As of yesterday, in something of a minor breakthrough, a bipartisan group of senators began using the same word.
A new group of six Senators committed Monday to working on a “balanced” package to avert the year-end budget cuts required by sequestration.
Senate Armed Services Chairman Carl Levin (D-Mich.) and ranking member John McCain (R-Ariz.) led the letter to Senate Majority Leader Harry Reid (D-Nev.) and Minority Leader Mitch McConnell (R-Ky.).
“Failure to act to address the debt would result in sequestration taking effect in January 2013 with significant detrimental impact on our fragile economic recovery,” the Senators wrote. … “We are committed to working together to help forge a balanced bipartisan deficit reduction package to avoid damage to our national security, important domestic priorities, and our economy.”

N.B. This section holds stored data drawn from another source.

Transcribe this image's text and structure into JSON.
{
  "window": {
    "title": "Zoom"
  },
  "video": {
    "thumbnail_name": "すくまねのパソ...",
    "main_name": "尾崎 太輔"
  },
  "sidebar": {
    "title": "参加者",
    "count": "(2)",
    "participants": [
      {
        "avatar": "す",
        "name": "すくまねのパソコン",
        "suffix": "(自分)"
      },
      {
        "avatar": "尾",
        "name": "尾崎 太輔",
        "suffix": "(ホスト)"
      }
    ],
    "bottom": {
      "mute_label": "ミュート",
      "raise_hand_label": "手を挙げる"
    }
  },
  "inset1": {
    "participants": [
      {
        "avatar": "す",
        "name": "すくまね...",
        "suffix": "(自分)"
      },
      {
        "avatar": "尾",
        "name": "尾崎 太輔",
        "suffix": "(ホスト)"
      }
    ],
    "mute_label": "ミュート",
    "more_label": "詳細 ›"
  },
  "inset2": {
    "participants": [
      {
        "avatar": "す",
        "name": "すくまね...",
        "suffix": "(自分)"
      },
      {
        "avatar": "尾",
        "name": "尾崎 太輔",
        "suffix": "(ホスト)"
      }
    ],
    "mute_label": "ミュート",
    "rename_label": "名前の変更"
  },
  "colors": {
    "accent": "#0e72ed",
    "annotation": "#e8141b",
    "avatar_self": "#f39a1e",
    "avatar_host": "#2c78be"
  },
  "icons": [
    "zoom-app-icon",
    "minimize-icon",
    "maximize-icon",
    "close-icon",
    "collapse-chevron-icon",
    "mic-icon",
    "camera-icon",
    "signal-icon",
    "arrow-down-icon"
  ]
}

The choice of words was important because both sides recognize that a “balanced” approach to debt reduction necessarily means a deal that includes new revenue, which Republicans have consistently opposed.
In this case, the six senators — Levin, McCain, Jeanne Shaheen (D-N.H.), Sheldon Whitehouse (D-R.I.), Lindsey Graham (R-S.C.), and Kelly Ayotte (R-N.H.) — are motivated at least in part by concerns about the military. The Republicans in the group are being forced to confront an uncomfortable question: are tax increases worse than deep, arbitrary defense cuts? As of yesterday, the answer may very well be, “No.”
Just to briefly recap for those who’ve forgotten, as part of last year’s debt-ceiling deal, policymakers accepted over $1 trillion in cuts that would be implemented if the so-called supercommittee failed. Democrats weren’t completely willing to roll over — they wanted to create an incentive for Republicans to work in good faith. Republicans agreed: if the committee failed, the GOP would accept defense cuts and Dems would accept non-defense domestic cuts.
The committee, of course, flopped when conservative members refused to compromise, which put us on the clock for the automatic reductions that Republicans contributed to the very process they insisted upon.